Ceux qui s’intéressent un peu au Costa Rica, pays modèle pour sa politique de protection environnementale, savent que, pendant de nombreuses années, son slogan a été « Pura Vida » : la vie pure, tant sur le plan de la préservation de la diversité biologique que de la qualité de la vie. Un slogan qui se fonde sur des réalités, puisque plus du quart du territoire est protégé sous forme de parcs naturels, publics ou privés, que la forêt est passé de 38 % du territoire en 1995, quand la déforestation a été interdite, à plus de 50 % aujourd’hui, et que le Costa Rica renferme 4,5 % de la biodiversité mondiale sur un territoire grand comme dix départements français. La partie touristique de notre programme nous a d’ailleurs permis de voir de nombreuses plantes et animaux devenus rares : paresseux, tatous, perroquets, crocodiles, iguanes… et surtout un quetzal, oiseau mythique d’Amérique centrale.En intitulant notre voyage annuel « Pura vida, puro marketing », centré sur le thème du marketing durable, nous nous interrogions sur les méthodes de marketing et de communication utilisées dans ce pays pour convaincre un peuple entier d’aligner ses comportements quotidiens sur une ligne politique ambitieuse. Nous avons assez rapidement noté que ce titre faisait grincer quelques dents, à notre grande surprise. Jusqu’au moment où nous avons compris que certains en avaient une interprétation tout à fait différente de notre intention : le slogan « Pura Vida » et la douceur de vivre costaricaine ne seraient-ils « que du marketing » ? La méprise aurait pu se contenter de nous faire rire, si…

Une indéniable dynamique…
Pour reprendre le vrai sens de notre escapade, nous avons eu l’opportunité de rencontrer un mélange de personnalités publiques, civiles, costaricaines, françaises, de grandes entreprises ou d’activités associatives ou artisanales. Des rencontres organisées en direct ou par l’entremise de la CCI France-Costa Rica. Entre autres, notre ambassadeur Thierry Vankerk-Hoven a longuement exposé les priorités de la France dans le pays, du retour nécessaire de la langue française, délaissée depuis de nombreuses années, à l’opportunité représentée par la politique de ce pays pour nos grandes ou moins grandes entreprises « vertes », sans oublier l’attachement de la France au multilatéralisme. Pour comprendre la façon dont les enjeux environnementaux sont abordés au Costa Rica, nous avons pu échanger avec le directeur du quotidien La Nación, avec les responsables de la CCI mais aussi avec Silvia Pérez Baires, responsable de la stratégie d’AutoMercado, l’équivalent de Monoprix au Costa Rica. L’enseigne, qui est en train de tester l’abandon des sacs plastiques dans deux magasins, travaille avec des fournisseurs « éco-sensibles » et a monté de nombreux partenariats avec des associations environnementales et caritatives. Sans oublier Procomer, entité responsable de la promotion du tourisme, qui a brillamment exposé la stratégie de communication pour attirer les différents segments pertinents.Le tourisme est indiscutablement le poumon économique du pays, dont il représente 13 % du PIB. Si les infrastructures (routes, transports) laissent encore à désirer, les visiteurs se sentent plus que bienvenus dans tout le pays et les activités ne manquent pas (nous avons testé entre autres le rafting, les tyroliennes, les ponts suspendus, les réserves animalières… et les plages). Thème du voyage oblige, nous avons aussi visité de nombreuses exploitations agricoles, dont certaines, destinées davantage aux visites touristiques qu’au commerce, constituent une passionnante vitrine pédagogique des savoir-faire traditionnels du pays : café, cacao, palmitos (les cœurs de palmier), fruits. Mais pendant ce temps-là, les grandes compagnies fruitières américaines continuent à exploiter les bananes, les ananas ou l’huile de palme selon des procédés bien peu écologiques…

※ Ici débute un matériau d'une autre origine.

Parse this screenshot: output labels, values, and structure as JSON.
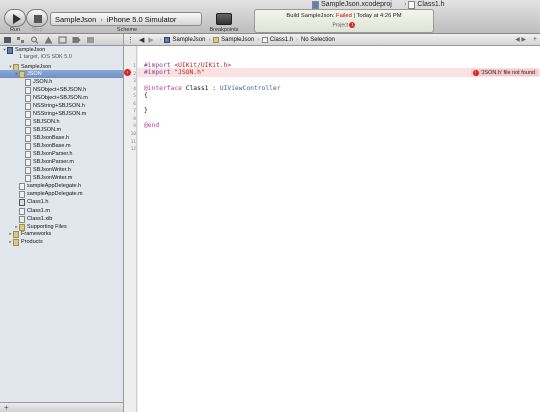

… et des résultats contrastés
En conclusion de nos rencontres professionnelles, les responsables de l’agence Havas Tribú, qui emploie, comme le groupe Publicis, plusieurs centaines de collaborateurs à San Jose, nous ont dévoilé une version plus réaliste du paysage marketing local. Ils ont souligné la réticence des consommateurs costaricains à payer plus cher pour des produits durables voire, pour certains, à respecter leur propre environnement de vie. Une vieille rengaine…En définitive, si notre voyage nous a montré que le slogan « Pura vida », remplacé depuis quelques années par le plus banal « Essential Costa Rica », reposait sur des réalités objectives, dont les indéniables richesses naturelles et biologiques du pays ou la capacité d’accueil de sa population, la vérité oblige à dire que le chemin semble encore long jusqu’à l’adoption par le cœur de la population des pratiques de développement durable préconisées par un gouvernement visionnaire.